The coffee in the pot has radius 3 and height $y$.
The volume of the coffee in the pot is: . $V \:=\:\pi r^2h$
Hence, the volume of coffee is: . $V \:=\:\pi(3^2)y \:=\:9\pi y$
Differentiate with respect to time: . $\frac{dV}{dt} \:=\:9\pi\left(\frac{dy}{dt}\right)$
We are told that: $\frac{dV}{dt} = 10$ in³/min.
So we have: . $10 \:=\:9\pi\left(\frac{dy}{dt}\right)\quad\Rightarro w\quad\frac{dy}{dt} \:=\:\frac{10}{9\pi}$

The coffee in the pot is rising at a rate of about $\boxed{0.35\text{ in/min}}$

(b) The cone has radius 3 and height 6.
The coffee in the cone has radius $r$ and height $h$.
The volume of the coffee is: . $V \:=\:\frac{\pi}{3}r^2h$ .[1]

From the similar right triangles, we have: . $\frac{r}{h} \:=\:\frac{3}{6}\quad\Rightarrow\quad r \,=\,\frac{h}{2}$

Substitute into [1]: . $V \:=\:\frac{\pi}{3}\left(\frac{h}{2}\right)^2h \:=\:\frac{\pi}{12}h^3$

Differentiate with respect to time: . $\frac{dV}{dt} \:=\:\frac{\pi}{4}h^2\left(\frac{dh}{dt}\right)$ .[2]
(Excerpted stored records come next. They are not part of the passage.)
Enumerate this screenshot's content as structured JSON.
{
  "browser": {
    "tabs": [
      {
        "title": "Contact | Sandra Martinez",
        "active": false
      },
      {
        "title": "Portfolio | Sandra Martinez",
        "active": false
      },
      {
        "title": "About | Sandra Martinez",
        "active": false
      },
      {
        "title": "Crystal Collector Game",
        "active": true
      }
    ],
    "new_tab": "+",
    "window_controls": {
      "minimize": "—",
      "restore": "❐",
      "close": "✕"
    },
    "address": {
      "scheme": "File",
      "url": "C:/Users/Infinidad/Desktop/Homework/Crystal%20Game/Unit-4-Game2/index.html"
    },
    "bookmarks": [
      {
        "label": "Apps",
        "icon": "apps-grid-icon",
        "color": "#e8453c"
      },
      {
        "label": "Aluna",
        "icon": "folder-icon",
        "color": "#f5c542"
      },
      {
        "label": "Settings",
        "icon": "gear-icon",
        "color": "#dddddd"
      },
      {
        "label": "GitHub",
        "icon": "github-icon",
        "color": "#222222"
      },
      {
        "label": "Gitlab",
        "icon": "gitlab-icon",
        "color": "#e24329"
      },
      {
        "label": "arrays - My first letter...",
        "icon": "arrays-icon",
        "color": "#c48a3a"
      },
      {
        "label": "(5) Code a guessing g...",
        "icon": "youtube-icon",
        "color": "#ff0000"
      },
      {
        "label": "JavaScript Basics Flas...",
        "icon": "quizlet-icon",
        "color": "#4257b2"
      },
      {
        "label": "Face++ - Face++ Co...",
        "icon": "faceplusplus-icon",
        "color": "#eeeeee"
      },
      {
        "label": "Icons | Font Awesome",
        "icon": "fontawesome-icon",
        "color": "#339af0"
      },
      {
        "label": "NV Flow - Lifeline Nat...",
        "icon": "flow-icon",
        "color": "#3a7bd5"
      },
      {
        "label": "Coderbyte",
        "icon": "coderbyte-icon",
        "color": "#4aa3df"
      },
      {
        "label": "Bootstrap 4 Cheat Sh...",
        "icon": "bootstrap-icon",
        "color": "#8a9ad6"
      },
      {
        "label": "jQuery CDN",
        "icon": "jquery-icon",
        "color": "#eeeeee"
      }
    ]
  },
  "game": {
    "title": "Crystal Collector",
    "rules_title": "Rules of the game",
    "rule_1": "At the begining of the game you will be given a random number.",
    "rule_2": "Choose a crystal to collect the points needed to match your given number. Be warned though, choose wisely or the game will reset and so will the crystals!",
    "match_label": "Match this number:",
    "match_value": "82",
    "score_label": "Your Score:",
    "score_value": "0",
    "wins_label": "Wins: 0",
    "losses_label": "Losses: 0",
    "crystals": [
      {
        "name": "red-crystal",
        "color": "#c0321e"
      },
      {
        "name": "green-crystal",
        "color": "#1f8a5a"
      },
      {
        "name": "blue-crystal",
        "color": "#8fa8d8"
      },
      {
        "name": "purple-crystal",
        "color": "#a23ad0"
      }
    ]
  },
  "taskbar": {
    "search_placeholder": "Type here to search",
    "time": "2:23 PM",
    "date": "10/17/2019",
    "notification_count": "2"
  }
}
We are given: . $h =5,\;\frac{dV}{dt} =-10$ in³/min

Substitute into [2]: . $-10 \:=\:\frac{\pi}{4}(5^2)\left(\frac{dh}{dt}\right)\ quad\Rightarrow\quad\frac{dh}{dt}\:=\:-\frac{8}{5\pi}$

The coffee in the cone is falling at about $\boxed{0.51\text{ in/min}}$

4. Ah, I start to see it now. The Conical part was a bit confusing; I tried the problem and actually got part A! Part B makes sense now.

Thanks so much for hte help guys!